Tinnitus: Understanding the Ringing

When you try to tilt your head again, what was that you were hearing again? If hear ringing bells when no belfries are around or trying to consider buzzing bees inside the elevator, you might want to seek medical attention as soon as possible.

Hearing noises while in your lucid moments doesn’t mean you need a shrink. You are sane. It’s just that your ears aren’t cooperating well.

The Subject

Affecting 1 out of 5 people, TINNITUS is a state characterized by ringing or noise in the ears. It isn’t a disorder by itself. However, it may signal a presence of an underlying condition.

Though it may be quite common among elderly clients and rarely a serious matter, ringing sounds among the younger population might signal something unwanted medically and/or may cause discomfort and dysfunction.

The phantom noises you might hear range from buzzing to ringing, roaring, clicking, hissing and whistling. These sounds may vary in pitch, intensity and length.

Too much of these sounds may disrupt your ability to concentrate and focus on your tasks.

Tinnitus is categorized into 2. Subjective tinnitus is ringing that only you can hear. It is the most common type of tinnitus suffered by clients.

It may indicate problems in the areas of the ear or during nerve conduction.

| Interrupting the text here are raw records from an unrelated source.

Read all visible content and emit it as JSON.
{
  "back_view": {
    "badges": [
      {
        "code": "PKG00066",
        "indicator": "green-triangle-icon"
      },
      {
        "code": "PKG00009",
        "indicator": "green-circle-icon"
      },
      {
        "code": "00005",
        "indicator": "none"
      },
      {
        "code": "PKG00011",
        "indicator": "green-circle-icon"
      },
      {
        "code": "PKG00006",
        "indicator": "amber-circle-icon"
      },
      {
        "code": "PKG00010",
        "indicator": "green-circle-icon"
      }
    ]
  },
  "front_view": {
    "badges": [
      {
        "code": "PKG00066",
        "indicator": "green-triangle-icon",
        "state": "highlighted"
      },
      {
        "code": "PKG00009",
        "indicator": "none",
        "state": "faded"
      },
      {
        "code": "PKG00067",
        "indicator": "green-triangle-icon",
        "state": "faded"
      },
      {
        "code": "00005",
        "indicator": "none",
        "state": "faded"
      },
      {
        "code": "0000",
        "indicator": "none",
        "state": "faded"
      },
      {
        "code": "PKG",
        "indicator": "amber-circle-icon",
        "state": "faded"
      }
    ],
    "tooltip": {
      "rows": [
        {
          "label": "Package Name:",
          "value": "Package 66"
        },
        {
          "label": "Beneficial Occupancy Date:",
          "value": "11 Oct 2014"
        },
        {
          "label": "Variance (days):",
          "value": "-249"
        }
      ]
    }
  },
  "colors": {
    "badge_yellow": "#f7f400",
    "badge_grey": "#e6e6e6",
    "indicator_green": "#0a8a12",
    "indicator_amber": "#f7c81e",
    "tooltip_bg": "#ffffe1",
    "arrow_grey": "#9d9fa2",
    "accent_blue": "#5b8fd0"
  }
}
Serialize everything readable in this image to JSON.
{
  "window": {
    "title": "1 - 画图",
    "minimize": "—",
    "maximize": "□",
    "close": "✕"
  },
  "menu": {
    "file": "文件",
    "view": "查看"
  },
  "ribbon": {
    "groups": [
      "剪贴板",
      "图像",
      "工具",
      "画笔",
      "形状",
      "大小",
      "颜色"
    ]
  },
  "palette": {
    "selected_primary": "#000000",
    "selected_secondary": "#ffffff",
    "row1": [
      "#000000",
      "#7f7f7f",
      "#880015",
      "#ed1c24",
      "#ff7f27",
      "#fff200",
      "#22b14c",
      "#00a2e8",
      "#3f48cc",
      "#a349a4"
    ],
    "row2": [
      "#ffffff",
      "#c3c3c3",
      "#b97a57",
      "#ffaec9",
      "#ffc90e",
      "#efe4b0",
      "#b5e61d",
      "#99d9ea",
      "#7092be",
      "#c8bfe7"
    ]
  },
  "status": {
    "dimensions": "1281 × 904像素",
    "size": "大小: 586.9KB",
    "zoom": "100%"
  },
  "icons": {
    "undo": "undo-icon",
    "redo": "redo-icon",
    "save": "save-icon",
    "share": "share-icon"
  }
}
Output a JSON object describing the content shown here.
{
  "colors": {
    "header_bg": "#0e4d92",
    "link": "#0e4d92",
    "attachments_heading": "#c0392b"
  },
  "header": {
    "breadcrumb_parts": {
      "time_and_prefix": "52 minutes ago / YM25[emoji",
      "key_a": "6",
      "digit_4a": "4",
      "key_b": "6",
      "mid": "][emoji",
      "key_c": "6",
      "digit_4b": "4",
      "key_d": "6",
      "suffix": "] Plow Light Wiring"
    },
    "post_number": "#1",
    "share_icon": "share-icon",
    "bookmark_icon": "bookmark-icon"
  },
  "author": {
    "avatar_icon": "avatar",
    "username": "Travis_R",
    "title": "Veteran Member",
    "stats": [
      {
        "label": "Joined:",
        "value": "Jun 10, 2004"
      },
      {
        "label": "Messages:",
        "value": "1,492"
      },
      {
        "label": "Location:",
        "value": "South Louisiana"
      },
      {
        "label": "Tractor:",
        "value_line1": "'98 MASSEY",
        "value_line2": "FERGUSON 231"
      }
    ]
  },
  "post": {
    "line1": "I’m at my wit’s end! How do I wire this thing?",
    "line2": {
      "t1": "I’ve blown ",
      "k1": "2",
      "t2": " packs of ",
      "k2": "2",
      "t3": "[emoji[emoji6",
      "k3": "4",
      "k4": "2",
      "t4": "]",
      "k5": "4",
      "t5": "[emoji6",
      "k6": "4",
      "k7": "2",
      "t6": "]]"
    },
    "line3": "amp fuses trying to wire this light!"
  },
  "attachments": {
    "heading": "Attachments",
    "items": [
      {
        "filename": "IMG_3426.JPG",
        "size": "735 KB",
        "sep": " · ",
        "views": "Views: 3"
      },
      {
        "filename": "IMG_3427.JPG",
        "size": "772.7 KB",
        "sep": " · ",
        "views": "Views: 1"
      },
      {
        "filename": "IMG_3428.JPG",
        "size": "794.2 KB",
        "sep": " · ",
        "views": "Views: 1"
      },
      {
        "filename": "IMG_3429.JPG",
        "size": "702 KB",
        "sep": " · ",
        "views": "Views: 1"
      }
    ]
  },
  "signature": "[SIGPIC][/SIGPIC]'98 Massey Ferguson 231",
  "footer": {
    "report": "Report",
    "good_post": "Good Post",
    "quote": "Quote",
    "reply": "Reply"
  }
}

Objective tinnitus, on the other hand, is the ringing which your doctor can hear upon examination.

This may be secondary to inner bone dysfunction, vessel problems or alteration in muscle contractions.

The Causes

Ringing of the ears or buzzing of bees near the ears may be cause by any of the following conditions.

  • Aging. Tinnitus is presented in majority of aging individuals. Presbycusis or hearing loss due to aging can cause tinnitus.
  • Earwax Obstruction. Impacted earwax causes imbalance in the air pressure inside the ears (air conduction is impaired). This, in turn, creates phantom noises such as hissing and swishing.
  • loud noiseLoud Noises. If you have been partying all night, notice that your ears seem to be filled with impacted air. Exposure to loud noises can cause both temporary and permanent ear damage.
  • Stress. Apparently, according to some experts, tinnitus is worsened by stress and depression.
  • Underlying Condition. Ear bone damages and Meniere’s disease are but 2 of the common disorders directly affecting the ears which can cause tinnitus. Changes in ear bone structures contribute to improper sound wave conduction while Meniere’s disease is characterized by inner fluid imbalance. TMJ or Temporo-Mandibular Joint Disorders (a condition affecting the joint in between the ear and the jawbone) can cause tinnitus as well.
  • Medications. Some pharmaceuticals such as antibiotics, diuretics, aspirin (taken for long periods) and cancer medications can cause tinnitus.

The Consult

Medical consultations need to be sought when your tinnitus doesn’t seem to improve in a few days’ time. If the ringing of your ears appeared suddenly without apparent cause, seek help as soon as possible.

However, you might need immediate attention if tinnitus appeared after ear trauma or accompanied by dizziness and hearing loss.